Hotte Paksha Rangaswamy (ಹೊಟ್ಟೆ ಪಕ್ಷ ರಂಗಸ್ವಾಮಿ; 1933 – 7 January 2007) was a political leader from the Indian state of Karnataka, who had a penchant for contesting elections. He is a Guinness World Records holder for having contested the highest number of elections - he unsuccessfully did so 86 times.

==Name==
His name literally translates to Rangaswamy of the Stomach Party in Kannada. This is attributed to his electoral plank of food shortage, which made him popular. He earned the name Hotte Paksha after he floated a political party by that name.

==Electoral penchant==
He made his electoral debut in 1967 when he contested the Lok Sabha poll against the then railway minister Kengal Hanumanthaiah. He fought 85 further electoral battles.
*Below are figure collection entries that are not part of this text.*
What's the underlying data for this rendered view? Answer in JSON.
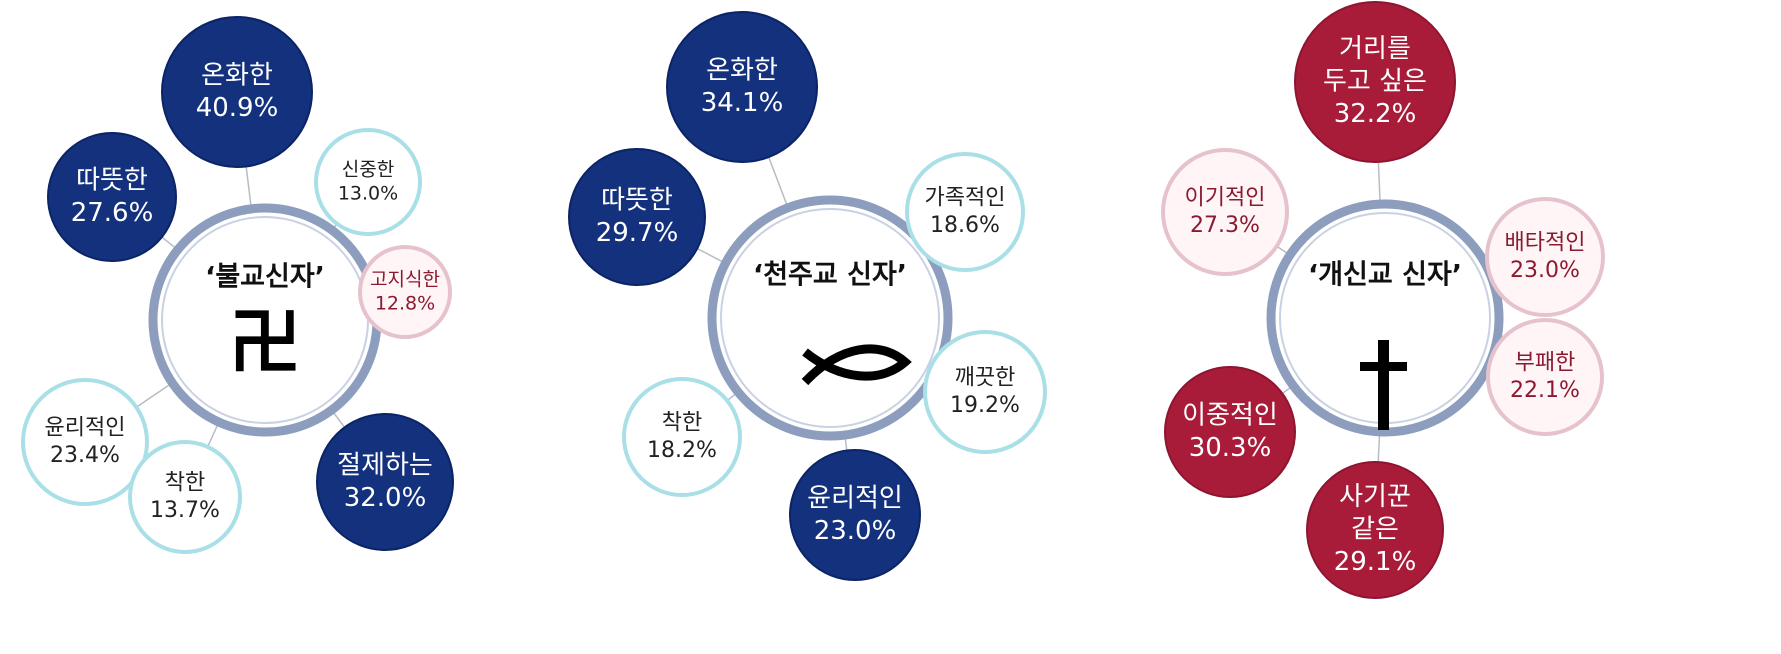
{
  "groups": [
    {
      "center": "‘불교신자’",
      "symbol": "卍",
      "nodes": [
        {
          "label": [
            "온화한"
          ],
          "value": "40.9%",
          "color": "#13317c"
        },
        {
          "label": [
            "따뜻한"
          ],
          "value": "27.6%",
          "color": "#13317c"
        },
        {
          "label": [
            "신중한"
          ],
          "value": "13.0%",
          "color": "#ffffff"
        },
        {
          "label": [
            "고지식한"
          ],
          "value": "12.8%",
          "color": "#fff5f7"
        },
        {
          "label": [
            "윤리적인"
          ],
          "value": "23.4%",
          "color": "#ffffff"
        },
        {
          "label": [
            "착한"
          ],
          "value": "13.7%",
          "color": "#ffffff"
        },
        {
          "label": [
            "절제하는"
          ],
          "value": "32.0%",
          "color": "#13317c"
        }
      ]
    },
    {
      "center": "‘천주교 신자’",
      "nodes": [
        {
          "label": [
            "온화한"
          ],
          "value": "34.1%",
          "color": "#13317c"
        },
        {
          "label": [
            "따뜻한"
          ],
          "value": "29.7%",
          "color": "#13317c"
        },
        {
          "label": [
            "가족적인"
          ],
          "value": "18.6%",
          "color": "#ffffff"
        },
        {
          "label": [
            "깨끗한"
          ],
          "value": "19.2%",
          "color": "#ffffff"
        },
        {
          "label": [
            "착한"
          ],
          "value": "18.2%",
          "color": "#ffffff"
        },
        {
          "label": [
            "윤리적인"
          ],
          "value": "23.0%",
          "color": "#13317c"
        }
      ]
    },
    {
      "center": "‘개신교 신자’",
      "nodes": [
        {
          "label": [
            "거리를",
            "두고 싶은"
          ],
          "value": "32.2%",
          "color": "#a81c3a"
        },
        {
          "label": [
            "이기적인"
          ],
          "value": "27.3%",
          "color": "#fff5f7"
        },
        {
          "label": [
            "배타적인"
          ],
          "value": "23.0%",
          "color": "#fff5f7"
        },
        {
          "label": [
            "부패한"
          ],
          "value": "22.1%",
          "color": "#fff5f7"
        },
        {
          "label": [
            "이중적인"
          ],
          "value": "30.3%",
          "color": "#a81c3a"
        },
        {
          "label": [
            "사기꾼",
            "같은"
          ],
          "value": "29.1%",
          "color": "#a81c3a"
        }
      ]
    }
  ]
}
In the 1970s, he ran against Indira Gandhi in the Chikmagalur by-poll. He also ran against the former Indian Prime Ministers Rajiv Gandhi and P. V. Narasimha Rao. His final electoral battle was against former Chief minister of Karnataka S. M. Krishna.

==Drive against poverty==
Rangaswamy released his own manifesto in 1967, made food shortage his election plank, and has been known to have sold rice at Rs. 1 a kg during election time, peddling his wares on a bullock cart. He also went across Karnataka cycling for the same cause. He was also known for his proclivity for filing Public Interest Litigation petitions.

==Later life==
"Hotte Paksha" Rangaswamy, with his trident and matted locks, was a familiar sight across Bangalore. In his later life, he wanted to be known as Swami Ranganathapuri, of Kishkindha Ashram in Ayodhya. He was survived by three sons.

==Trivia==
- His campaign symbol was an airplane.